Scary new weight loss drugs are winning market approval and the planet -- including Forbes -- is discussing the ├╝ber-creepy feeding tube diet. chinese weight loss pills
But any time you try to speed weight loss beyond the doctor-recommended 1 to 2 pounds a week, you take risks.
So now it's time to check out how far we're willing to go to lose weight - and what risks we're willing to take. Listed here are the most recent diet trends, and a realistic assessment of the dangers they pose.
1. The Japanese Weight Loss Pill
What it is: A supplement imported from Japan referred to as Xiushentang, marketed as Japan Rapid Weight Loss Diet Pills in three colors: green, yellow, and blue. Ten days ago, the FDA issued a solid warning, stating that the medications retain the chemical phenolphthalein and the weight loss drug sibutramine.
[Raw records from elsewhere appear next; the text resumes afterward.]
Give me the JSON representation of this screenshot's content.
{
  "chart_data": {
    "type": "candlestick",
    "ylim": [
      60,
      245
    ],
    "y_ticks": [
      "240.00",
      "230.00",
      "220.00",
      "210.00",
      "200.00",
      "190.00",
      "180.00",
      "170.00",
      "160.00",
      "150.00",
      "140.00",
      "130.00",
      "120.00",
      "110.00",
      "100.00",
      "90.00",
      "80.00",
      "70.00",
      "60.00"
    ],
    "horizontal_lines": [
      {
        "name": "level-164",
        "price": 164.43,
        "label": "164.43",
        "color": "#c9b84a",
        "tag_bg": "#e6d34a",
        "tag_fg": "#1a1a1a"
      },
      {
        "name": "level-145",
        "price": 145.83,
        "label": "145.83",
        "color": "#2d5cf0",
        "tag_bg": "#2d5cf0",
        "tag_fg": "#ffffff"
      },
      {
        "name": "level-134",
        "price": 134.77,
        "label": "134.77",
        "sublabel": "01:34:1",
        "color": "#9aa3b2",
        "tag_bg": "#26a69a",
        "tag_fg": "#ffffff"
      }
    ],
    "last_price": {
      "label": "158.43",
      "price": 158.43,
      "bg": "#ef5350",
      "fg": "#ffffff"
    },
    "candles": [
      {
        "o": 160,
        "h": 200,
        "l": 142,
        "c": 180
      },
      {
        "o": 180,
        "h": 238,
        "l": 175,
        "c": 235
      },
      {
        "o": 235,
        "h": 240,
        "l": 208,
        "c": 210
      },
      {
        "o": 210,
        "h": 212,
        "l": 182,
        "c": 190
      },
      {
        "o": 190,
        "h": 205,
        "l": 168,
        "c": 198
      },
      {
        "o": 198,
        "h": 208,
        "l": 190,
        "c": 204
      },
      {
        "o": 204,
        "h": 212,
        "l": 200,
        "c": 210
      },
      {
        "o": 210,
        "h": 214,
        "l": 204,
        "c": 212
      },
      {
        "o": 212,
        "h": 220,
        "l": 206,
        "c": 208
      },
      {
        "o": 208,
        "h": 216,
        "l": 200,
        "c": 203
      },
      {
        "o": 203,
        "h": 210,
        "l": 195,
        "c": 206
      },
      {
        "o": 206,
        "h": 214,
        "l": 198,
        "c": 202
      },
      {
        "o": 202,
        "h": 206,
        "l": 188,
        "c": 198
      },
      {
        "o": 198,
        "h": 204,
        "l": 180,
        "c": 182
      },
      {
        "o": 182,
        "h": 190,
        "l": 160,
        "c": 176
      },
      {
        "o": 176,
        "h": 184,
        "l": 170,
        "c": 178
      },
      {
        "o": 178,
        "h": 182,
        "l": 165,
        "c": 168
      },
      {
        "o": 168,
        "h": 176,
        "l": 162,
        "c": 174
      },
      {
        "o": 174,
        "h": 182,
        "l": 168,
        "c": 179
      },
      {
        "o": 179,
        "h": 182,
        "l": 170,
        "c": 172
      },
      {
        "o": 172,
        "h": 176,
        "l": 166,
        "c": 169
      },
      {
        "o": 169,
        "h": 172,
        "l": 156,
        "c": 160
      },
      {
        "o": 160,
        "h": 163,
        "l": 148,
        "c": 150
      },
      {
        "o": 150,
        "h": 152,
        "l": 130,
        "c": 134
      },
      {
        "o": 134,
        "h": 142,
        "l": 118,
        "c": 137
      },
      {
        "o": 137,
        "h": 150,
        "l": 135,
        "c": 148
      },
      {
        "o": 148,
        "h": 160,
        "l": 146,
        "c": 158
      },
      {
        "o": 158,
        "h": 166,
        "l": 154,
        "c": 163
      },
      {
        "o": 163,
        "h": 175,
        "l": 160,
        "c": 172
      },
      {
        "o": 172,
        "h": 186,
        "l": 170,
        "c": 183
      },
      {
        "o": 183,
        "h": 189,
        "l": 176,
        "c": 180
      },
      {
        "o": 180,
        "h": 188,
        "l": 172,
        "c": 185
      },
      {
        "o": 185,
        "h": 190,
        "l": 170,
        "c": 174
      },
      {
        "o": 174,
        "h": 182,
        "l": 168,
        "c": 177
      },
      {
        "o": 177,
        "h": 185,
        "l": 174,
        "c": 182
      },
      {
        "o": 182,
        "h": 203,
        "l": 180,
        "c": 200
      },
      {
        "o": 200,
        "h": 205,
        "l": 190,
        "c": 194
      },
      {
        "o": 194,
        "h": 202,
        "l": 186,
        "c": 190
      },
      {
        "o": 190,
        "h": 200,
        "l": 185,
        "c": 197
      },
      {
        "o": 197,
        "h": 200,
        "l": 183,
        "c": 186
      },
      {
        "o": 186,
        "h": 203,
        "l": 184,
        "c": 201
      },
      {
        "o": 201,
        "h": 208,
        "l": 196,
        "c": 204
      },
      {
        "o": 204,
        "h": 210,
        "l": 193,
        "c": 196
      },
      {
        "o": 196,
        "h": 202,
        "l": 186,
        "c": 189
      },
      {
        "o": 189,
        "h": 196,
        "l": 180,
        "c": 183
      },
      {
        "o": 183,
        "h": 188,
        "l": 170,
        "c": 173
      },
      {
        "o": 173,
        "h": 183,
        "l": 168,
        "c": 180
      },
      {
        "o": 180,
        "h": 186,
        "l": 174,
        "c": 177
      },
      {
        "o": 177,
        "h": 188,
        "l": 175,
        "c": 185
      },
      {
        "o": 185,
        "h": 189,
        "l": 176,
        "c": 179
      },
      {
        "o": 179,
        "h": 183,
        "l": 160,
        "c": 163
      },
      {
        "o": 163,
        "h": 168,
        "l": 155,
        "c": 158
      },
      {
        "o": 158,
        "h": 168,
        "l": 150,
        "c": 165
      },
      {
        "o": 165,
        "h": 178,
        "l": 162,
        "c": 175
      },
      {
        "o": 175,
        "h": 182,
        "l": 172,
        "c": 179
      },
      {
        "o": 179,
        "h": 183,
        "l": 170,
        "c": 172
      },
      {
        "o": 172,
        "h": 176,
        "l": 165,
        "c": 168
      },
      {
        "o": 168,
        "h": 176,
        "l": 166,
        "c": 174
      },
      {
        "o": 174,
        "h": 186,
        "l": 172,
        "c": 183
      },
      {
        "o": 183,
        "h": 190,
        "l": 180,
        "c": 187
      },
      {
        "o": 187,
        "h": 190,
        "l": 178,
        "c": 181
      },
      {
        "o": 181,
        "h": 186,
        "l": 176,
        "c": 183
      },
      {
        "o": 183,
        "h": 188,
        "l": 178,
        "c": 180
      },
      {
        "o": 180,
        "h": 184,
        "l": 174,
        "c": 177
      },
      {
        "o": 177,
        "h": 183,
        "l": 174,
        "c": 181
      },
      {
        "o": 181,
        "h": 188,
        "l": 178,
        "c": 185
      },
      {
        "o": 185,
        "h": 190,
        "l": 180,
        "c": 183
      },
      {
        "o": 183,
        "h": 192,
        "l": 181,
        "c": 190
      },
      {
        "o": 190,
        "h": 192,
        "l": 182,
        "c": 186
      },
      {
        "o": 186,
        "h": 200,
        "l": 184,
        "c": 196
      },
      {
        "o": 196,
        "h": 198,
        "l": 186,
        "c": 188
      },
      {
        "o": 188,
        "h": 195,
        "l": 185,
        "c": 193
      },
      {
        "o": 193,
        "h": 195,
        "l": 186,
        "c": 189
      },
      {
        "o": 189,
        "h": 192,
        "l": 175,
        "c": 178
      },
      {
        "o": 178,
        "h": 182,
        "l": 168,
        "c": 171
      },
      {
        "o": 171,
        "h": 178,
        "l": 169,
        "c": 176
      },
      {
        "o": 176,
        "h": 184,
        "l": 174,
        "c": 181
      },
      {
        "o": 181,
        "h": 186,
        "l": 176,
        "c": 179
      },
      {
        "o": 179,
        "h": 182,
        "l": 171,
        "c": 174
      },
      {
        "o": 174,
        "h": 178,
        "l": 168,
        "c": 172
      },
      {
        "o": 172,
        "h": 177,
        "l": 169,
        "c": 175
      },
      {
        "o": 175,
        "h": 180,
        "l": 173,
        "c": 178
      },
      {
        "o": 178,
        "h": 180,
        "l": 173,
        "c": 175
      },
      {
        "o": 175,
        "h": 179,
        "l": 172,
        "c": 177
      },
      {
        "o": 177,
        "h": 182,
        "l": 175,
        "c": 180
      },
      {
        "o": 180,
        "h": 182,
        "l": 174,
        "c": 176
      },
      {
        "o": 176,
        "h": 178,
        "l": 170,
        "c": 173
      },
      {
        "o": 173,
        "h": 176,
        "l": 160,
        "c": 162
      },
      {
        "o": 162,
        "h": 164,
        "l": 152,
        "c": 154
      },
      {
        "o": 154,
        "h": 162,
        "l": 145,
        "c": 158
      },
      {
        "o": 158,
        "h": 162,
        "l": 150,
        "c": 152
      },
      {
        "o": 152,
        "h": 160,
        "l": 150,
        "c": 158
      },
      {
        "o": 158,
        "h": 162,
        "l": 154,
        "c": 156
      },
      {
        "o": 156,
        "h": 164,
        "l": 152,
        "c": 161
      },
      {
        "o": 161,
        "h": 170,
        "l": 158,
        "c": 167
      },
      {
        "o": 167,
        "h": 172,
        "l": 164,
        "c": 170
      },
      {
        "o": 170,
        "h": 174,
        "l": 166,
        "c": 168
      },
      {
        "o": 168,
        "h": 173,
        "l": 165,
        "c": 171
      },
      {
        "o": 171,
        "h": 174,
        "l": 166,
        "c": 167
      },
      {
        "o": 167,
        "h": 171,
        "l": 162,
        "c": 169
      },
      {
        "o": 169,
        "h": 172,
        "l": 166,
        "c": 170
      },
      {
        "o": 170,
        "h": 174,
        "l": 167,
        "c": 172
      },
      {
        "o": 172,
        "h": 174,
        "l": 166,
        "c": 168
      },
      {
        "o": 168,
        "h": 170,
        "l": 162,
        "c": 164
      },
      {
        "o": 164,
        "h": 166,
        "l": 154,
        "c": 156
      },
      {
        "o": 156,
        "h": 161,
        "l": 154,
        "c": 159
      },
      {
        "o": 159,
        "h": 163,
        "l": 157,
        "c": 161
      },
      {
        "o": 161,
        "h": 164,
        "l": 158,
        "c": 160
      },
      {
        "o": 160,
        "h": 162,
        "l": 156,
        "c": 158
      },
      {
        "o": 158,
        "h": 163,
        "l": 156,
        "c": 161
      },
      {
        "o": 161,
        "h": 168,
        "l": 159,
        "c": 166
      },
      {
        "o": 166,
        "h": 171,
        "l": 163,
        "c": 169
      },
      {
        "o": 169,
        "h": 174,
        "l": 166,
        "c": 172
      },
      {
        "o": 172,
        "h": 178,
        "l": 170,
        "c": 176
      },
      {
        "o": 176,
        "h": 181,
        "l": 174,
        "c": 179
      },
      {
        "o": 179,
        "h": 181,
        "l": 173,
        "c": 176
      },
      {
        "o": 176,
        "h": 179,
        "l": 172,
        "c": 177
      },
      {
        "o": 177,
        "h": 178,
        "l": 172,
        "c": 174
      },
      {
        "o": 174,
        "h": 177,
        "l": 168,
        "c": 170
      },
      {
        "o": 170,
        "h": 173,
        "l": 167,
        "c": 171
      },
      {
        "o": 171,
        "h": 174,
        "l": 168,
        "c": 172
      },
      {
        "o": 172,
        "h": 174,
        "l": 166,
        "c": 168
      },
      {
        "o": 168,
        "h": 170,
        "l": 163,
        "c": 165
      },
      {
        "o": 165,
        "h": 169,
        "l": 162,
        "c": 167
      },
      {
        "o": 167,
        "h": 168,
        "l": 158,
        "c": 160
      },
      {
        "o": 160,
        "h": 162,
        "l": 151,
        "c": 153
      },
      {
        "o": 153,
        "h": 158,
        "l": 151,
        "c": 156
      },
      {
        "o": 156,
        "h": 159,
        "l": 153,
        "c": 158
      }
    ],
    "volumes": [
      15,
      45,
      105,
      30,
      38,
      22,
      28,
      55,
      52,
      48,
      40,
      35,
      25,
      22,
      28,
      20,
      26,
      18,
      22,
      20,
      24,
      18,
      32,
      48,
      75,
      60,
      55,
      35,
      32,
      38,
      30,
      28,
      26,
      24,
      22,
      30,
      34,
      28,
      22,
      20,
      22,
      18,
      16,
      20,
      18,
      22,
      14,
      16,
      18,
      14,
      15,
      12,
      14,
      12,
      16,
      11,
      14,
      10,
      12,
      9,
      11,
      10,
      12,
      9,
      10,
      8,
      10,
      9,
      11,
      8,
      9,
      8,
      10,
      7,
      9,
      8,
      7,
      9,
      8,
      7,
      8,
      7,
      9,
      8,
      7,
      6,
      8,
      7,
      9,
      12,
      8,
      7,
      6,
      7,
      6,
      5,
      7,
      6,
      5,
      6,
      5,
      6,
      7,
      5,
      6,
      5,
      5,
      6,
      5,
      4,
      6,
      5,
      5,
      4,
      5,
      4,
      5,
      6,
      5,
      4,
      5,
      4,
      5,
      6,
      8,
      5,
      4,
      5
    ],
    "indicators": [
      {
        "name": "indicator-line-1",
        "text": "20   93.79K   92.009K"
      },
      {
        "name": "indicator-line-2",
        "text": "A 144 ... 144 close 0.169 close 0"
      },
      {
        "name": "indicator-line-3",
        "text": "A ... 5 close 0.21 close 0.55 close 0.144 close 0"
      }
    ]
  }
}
Why it's dangerous: Phenolphthalein is listed by the FDA as a suspected carcinogen, and sibutramine, sold whilst the manufacturer diet drug Meridia, was pulled from the market in 2010 for raising the risk of coronary arrest and stroke.
2. Clen Fat Burner
What it is: Clenbuterol is just a steroid used to treat repiratory illnesses in horses. It's not approved for human use, but is taken illegally by athletes and models to boost muscle tissue and trigger weight loss. It made headlines last summer when athletes were banned from the Pan Am games after testing positive for "Clen," as it's familiarly known. Lida Daidaihua Pills
Why it's dangerous: Clenbuterol hasn't been tested in humans, but there's evidence from animal studies that it's adopted by muscle tissues throughout the body, and therefore may harm the heart muscle. It's illegal to utilize it in human consumption, yet it's readily available from many pharmaceutical websites with a fast Google search. There exists a separate concern that people may be taking clenbuterol unknowingly; this summer the FDA warned that around 40 percent of imported meat had tested positive for clenbuterol, carried over from animal use.